Köln – „The extremes are easy. Only / the middle is a puzzle.“ So heißt es in dem Gedicht „Heaven and Earth“ der amerikanischen Lyrikerin Louise Glück. Sie erhält den Literaturnobelpreis 2020.

Das begründet die Schwedische Akademie mit Glücks „unverwechselbarer poetischer Stimme, die mit strenger Schönheit die Existenz des einzelnen Menschen universell macht.“

Viele Preise erhalten

Ihre Gedichtbände, zwölf an der Zahl, sind in englischer Sprache erschienen und in den USA mit hohen und höchsten Auszeichnungen bedacht worden: Mit dem Pulitzerpreis (1993), dem National Book Award für Lyrik (2014) und der National Humanities Medal, die ihr 2015 der damalige amerikanische Präsident Barack Obama verlieh. 2003 wurde sie zur United States Poet Laureate, zur Dichterin der Vereinigten Staaten ernannt.

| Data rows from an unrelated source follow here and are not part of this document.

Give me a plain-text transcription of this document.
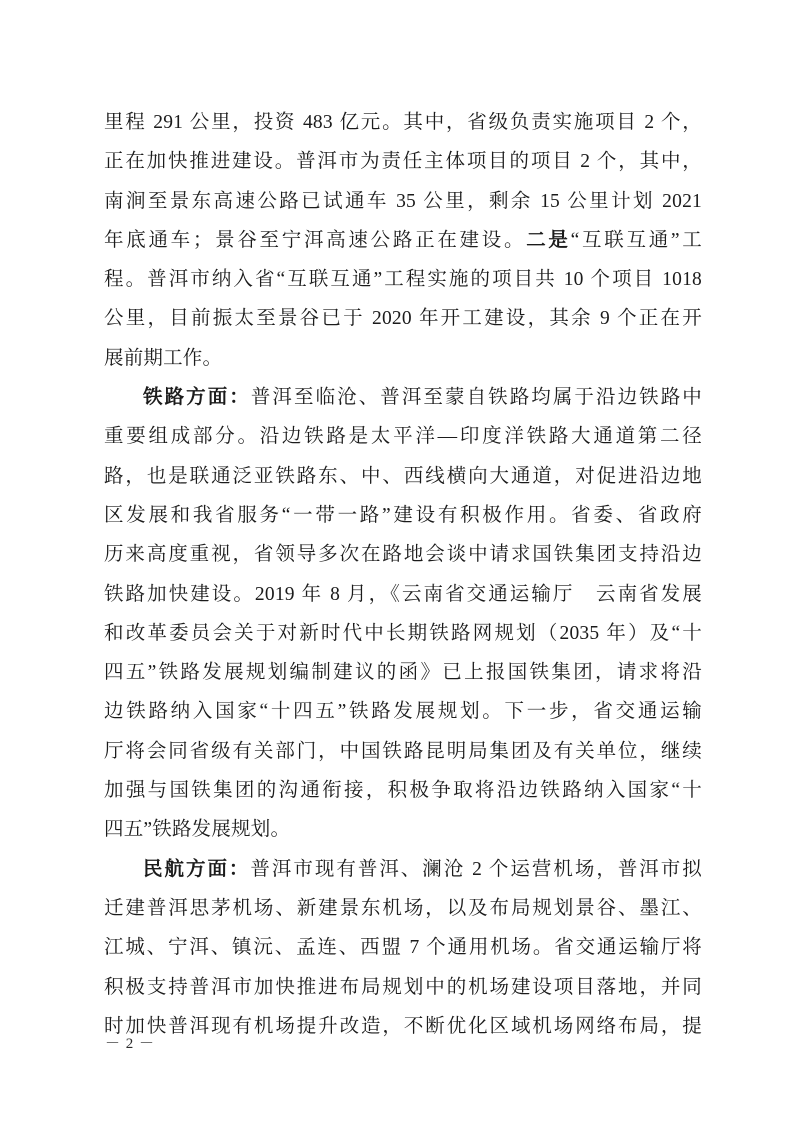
里程 291 公里，投资 483 亿元。其中，省级负责实施项目 2 个，
正在加快推进建设。普洱市为责任主体项目的项目 2 个，其中，
南涧至景东高速公路已试通车 35 公里，剩余 15 公里计划 2021
年底通车；景谷至宁洱高速公路正在建设。二是“互联互通”工
程。普洱市纳入省“互联互通”工程实施的项目共 10 个项目 1018
公里，目前振太至景谷已于 2020 年开工建设，其余 9 个正在开
展前期工作。
铁路方面：普洱至临沧、普洱至蒙自铁路均属于沿边铁路中
重要组成部分。沿边铁路是太平洋—印度洋铁路大通道第二径
路，也是联通泛亚铁路东、中、西线横向大通道，对促进沿边地
区发展和我省服务“一带一路”建设有积极作用。省委、省政府
历来高度重视，省领导多次在路地会谈中请求国铁集团支持沿边
铁路加快建设。2019 年 8 月，《云南省交通运输厅　云南省发展
和改革委员会关于对新时代中长期铁路网规划（2035 年）及“十
四五”铁路发展规划编制建议的函》已上报国铁集团，请求将沿
边铁路纳入国家“十四五”铁路发展规划。下一步，省交通运输
厅将会同省级有关部门，中国铁路昆明局集团及有关单位，继续
加强与国铁集团的沟通衔接，积极争取将沿边铁路纳入国家“十
四五”铁路发展规划。
民航方面：普洱市现有普洱、澜沧 2 个运营机场，普洱市拟
迁建普洱思茅机场、新建景东机场，以及布局规划景谷、墨江、
江城、宁洱、镇沅、孟连、西盟 7 个通用机场。省交通运输厅将
积极支持普洱市加快推进布局规划中的机场建设项目落地，并同
时加快普洱现有机场提升改造，不断优化区域机场网络布局，提
－ 2 －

In Deutschland ist Louise Glück nur kleinen Kreisen bekannt. Die Berliner Literaturzeitschrift „Sinn und Form“ druckte ihre Gedichte, der Luchterhand Verlag brachte zwei Gedichtbände heraus, „Averno“ (2007) und „Wilde Iris“ (2008), übersetzt ins Deutsche von Ulrike Draesner. Diese Bücher sind derzeit vergriffen. Was sich bald ändern sollte.

Grenzbereiche des Denkens und Wahrnehmens

Denn Louise Glück ist eine Autorin, die mit ihren Gedichten Himmel und Erde in Bewegung setzt. Sie erkundet die Grenzbereiche unseres Denkens und Wahrnehmens, und dringt dabei zu den ersten und letzten Fragen vor: zu Leben und Tod, Ursprung und Ende, Licht und Dunkelheit, zu Gewalt und Liebe, Mühsal und Freude. Antworten darf man von ihr nicht erwarten.

Wohl aber existenzielle, bisweilen ins Religiöse reichende Auskünfte, die durch eine Sprache beglaubigt werden, die klarsichtig und einfach ist, gütig und freimütig, lebendig und manchmal mit ein wenig schwarzem Humor. Ulrike Draesner hat das mit ihren Übersetzungen auf einer poetischen Gehirnwellenlänge mit Louise Glück nachvollzogen.

Unterschied zwischen Paradies und Welt

Religiös bei Glück ist zum Beispiel das Bild des Paradieses. Die Welt, in der wir leben, unterscheidet sich Louise Glück zufolge vom Paradies, aus dem wir vertrieben wurden – durch die Lektion, die die Welt uns erteilt.

Welche Lektion das ist, sagen die Gedichte nicht. Aber sie beschreiben die Welt so, dass wir ahnen können, worum es geht: Um die Natur, in der sie in ihren Gedichten findet, was andere in der Kunst und in der Liebe fanden. Diese Natur lernen wir in Glücks Gedichten als im Anthropozän besonders schützenswert kennen, weil sie eben vom Menschen gemacht ist, als schöne, aber vergängliche und an sich selbst zugrunde gehen könnende Welt. Es ist kein Zufall, dass so viele Gedichte Glücks Blumen und Bäume, Pflanzen und Jahreszeiten zum Sprechen bringen.

Mythen der Antike

Neben der Religion steht der antike Mythos. Darauf weist schon der Titel des Lyrikbands „Averno“ hin. Avernus ist ein Kratersee in der Nähe von Neapel, an dem der Eingang zur Unterwelt vermutet wurde. Ein loser Zyklus von Gedichten widmet sich dem Schicksal von Persephone. Als junge Frau wurde sie von Hades entführt und in die Unterwelt gebracht.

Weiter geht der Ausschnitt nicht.